In 2024, instead of a total ban, the State Government shortened the season and instigated a bag limit of 6 birds a day. Despite the shortened season, it is estimated that almost 400,000 birds were shot last year.

On Friday last week, Steve Dimopoulos, the Victorian Minister for the Environment in the Allan Labor Government, announced a 50% longer season and a bag limit of 9 birds a day. This year, the duck season begins on March 19th and runs to June 12th. Minister Dimopoulos said, “Duck hunting is a legitimate activity that matters to thousands of Victorians and we’re making sure it can continue sustainably and responsibly – backed by science.”
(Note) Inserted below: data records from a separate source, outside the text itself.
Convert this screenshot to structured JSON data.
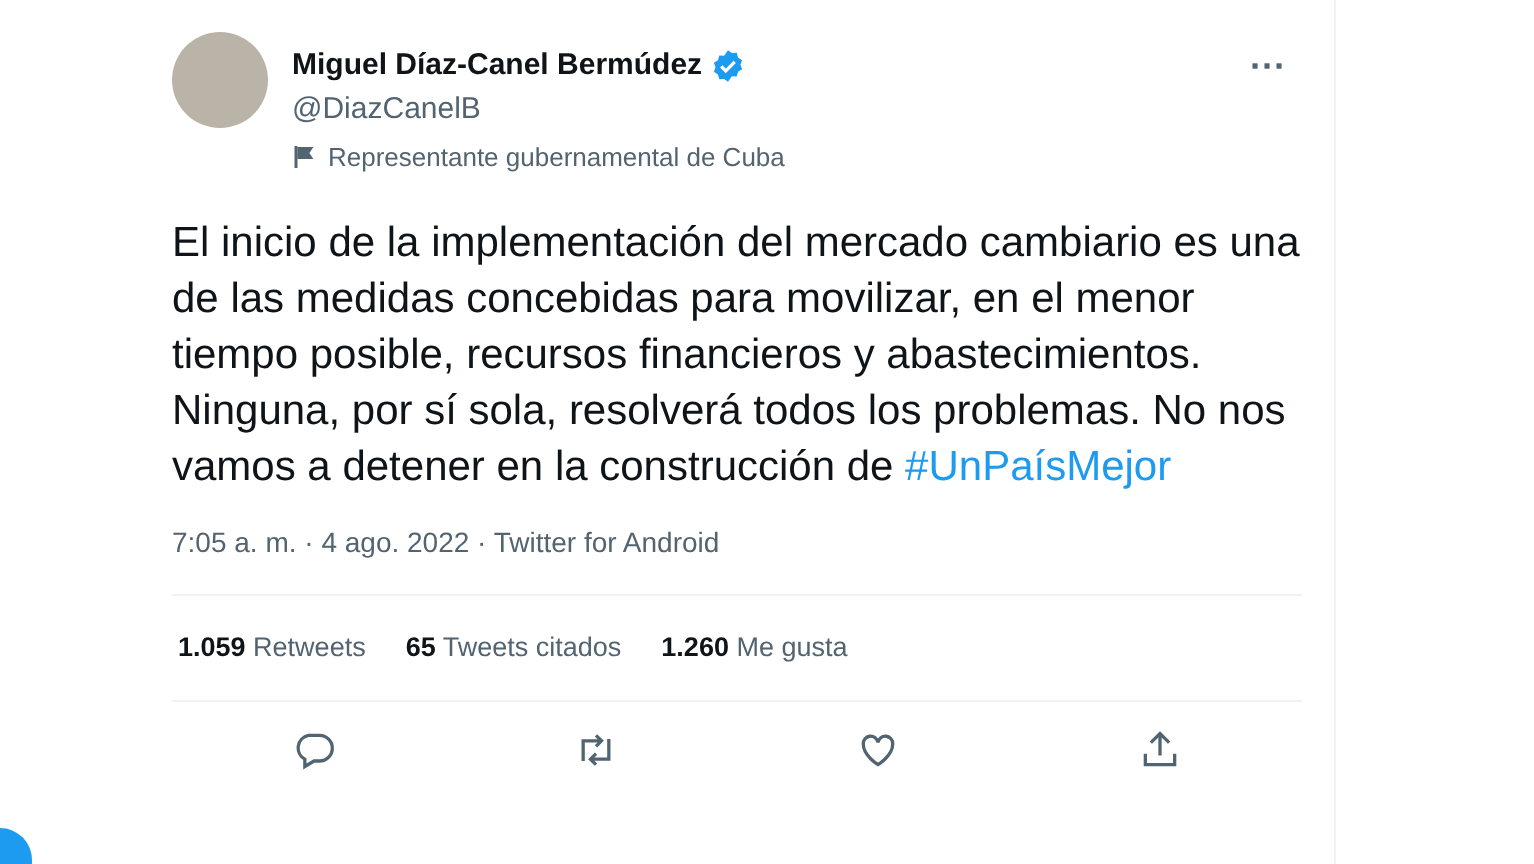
{
  "author": {
    "name": "Miguel Díaz-Canel Bermúdez",
    "verified": true,
    "handle": "@DiazCanelB",
    "label": "Representante gubernamental de Cuba"
  },
  "more_icon": "···",
  "tweet": {
    "text": "El inicio de la implementación del mercado cambiario es una de las medidas concebidas para movilizar, en el menor tiempo posible, recursos financieros y abastecimientos. Ninguna, por sí sola, resolverá todos los problemas. No nos vamos a detener en la construcción de ",
    "hashtag": "#UnPaísMejor"
  },
  "meta": {
    "timestamp": "7:05 a. m. · 4 ago. 2022 · Twitter for Android"
  },
  "stats": [
    {
      "count": "1.059",
      "label": "Retweets"
    },
    {
      "count": "65",
      "label": "Tweets citados"
    },
    {
      "count": "1.260",
      "label": "Me gusta"
    }
  ],
  "actions": [
    {
      "kind": "reply"
    },
    {
      "kind": "retweet"
    },
    {
      "kind": "like"
    },
    {
      "kind": "share"
    }
  ]
}
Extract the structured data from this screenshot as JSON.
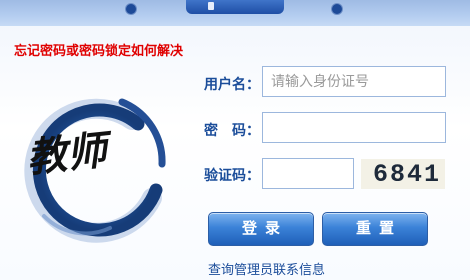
{
  "links": {
    "forgot": "忘记密码或密码锁定如何解决",
    "admin_contact": "查询管理员联系信息"
  },
  "logo": {
    "text": "教师"
  },
  "form": {
    "username_label": "用户名：",
    "username_placeholder": "请输入身份证号",
    "password_label": "密　码：",
    "captcha_label": "验证码：",
    "captcha_code": "6841"
  },
  "buttons": {
    "login": "登录",
    "reset": "重置"
  },
  "colors": {
    "accent_blue": "#1b4d9a",
    "link_red": "#e00000",
    "button_blue": "#3b82d8"
  }
}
'Targeted' this year by the Victorian Government's 'adaptive harvest management' model, (clockwise): Pacific Black Duck, Mountain Duck (Shelduck), Chestnut Teal, Pink-eared Duck, Hardhead, Wood Duck, Grey Teal

Whose science is right? Which way to turn?

 

Tuesday, January 28, 2025

The corella problem

We have three species of corella in Australia: Little Corella, Cacatua sanguinea; Long-billed Corella, Cacatua tenuirostris; and Western Corella, Cacatua pastinator. The Little Corella is the most widespread and the most common species here in West Gippsland. The Long-billed Corella is mostly found in the south-east corner of SA and inland western Vic. The Western Corella is restricted to a small part of south-west WA. The three corellas are members of the cockatoo family and closely related to the familiar Sulphur-crested Cockatoo. 

The Little Corella is a small (35-39cm) white ‘cockatoo’, with a short erectile crest. It has some bare skin around the eye and some barely perceptible pink flush between the bill and the eye. 


It seems the Long-billed Corella is becoming more frequently sighted in our district with most large flocks of ‘Littles’ containing a few ‘Long Bills’ these days.
 
The Long-billed Corella (38-41cm) has a long, slender upper mandible, a distinctive red-pink bar between the bill and the eye, and an obvious pink flush on the throat and upper chest.

Corellas need fairly large tree hollows in which to nest. They mostly eat fallen seed on the ground, fruit and they particularly like to dig for corms and tasty roots of various grasses (a golf course greenkeepers nightmare!). It is not unusual to find flocks of hundreds around grain silos. 

Perhaps their most annoying characteristic, in urban situations at least, is that especially in the mornings, they collect in large noisy flocks and can damage garden trees and shrubs, orchards, crops, sporting fields, even buildings, with their chewing. 

Their presence in specific localities appears to be a seasonal thing. Eventually the flock will move on to ‘pastures new’. In the meantime, their raucous belligerence, for the most part, has to be endured. 

The Victorian Wildlife Act 1975 reminds us that “It is illegal to willfully disturb or to destroy protected wildlife”, and all native animals are protected. In theory, legally we can’t even disturb them! DEECA, the Victorian Department of Energy, Environment and Climate Action, has fact sheet available Guidelines for Reducing Cockatoo Damage - Wildlife Management Methods, which details things you can do (practically – not much) and things you can’t do (heaps). 

Mid Murray Council SA, has a fact sheet, Little Corella Management on Private Property which perhaps gives the most practical advice for most urban dwellers at least: “… using strobe lights and flashing torches at roosting birds. This will disturb and scare birds which will cause them to seek other sites”. In other words, send them off to disturb someone else in the next suburb! 

It’s worth noting here, that in Victoria, a slingshot or shanghai, is a prohibited weapon under the Control of Weapons Act 1990. 

The German polymath Johann Wolfgang von Goethe, is known to have said “Enjoy when you can, endure when you must” or something like that – seems appropriate.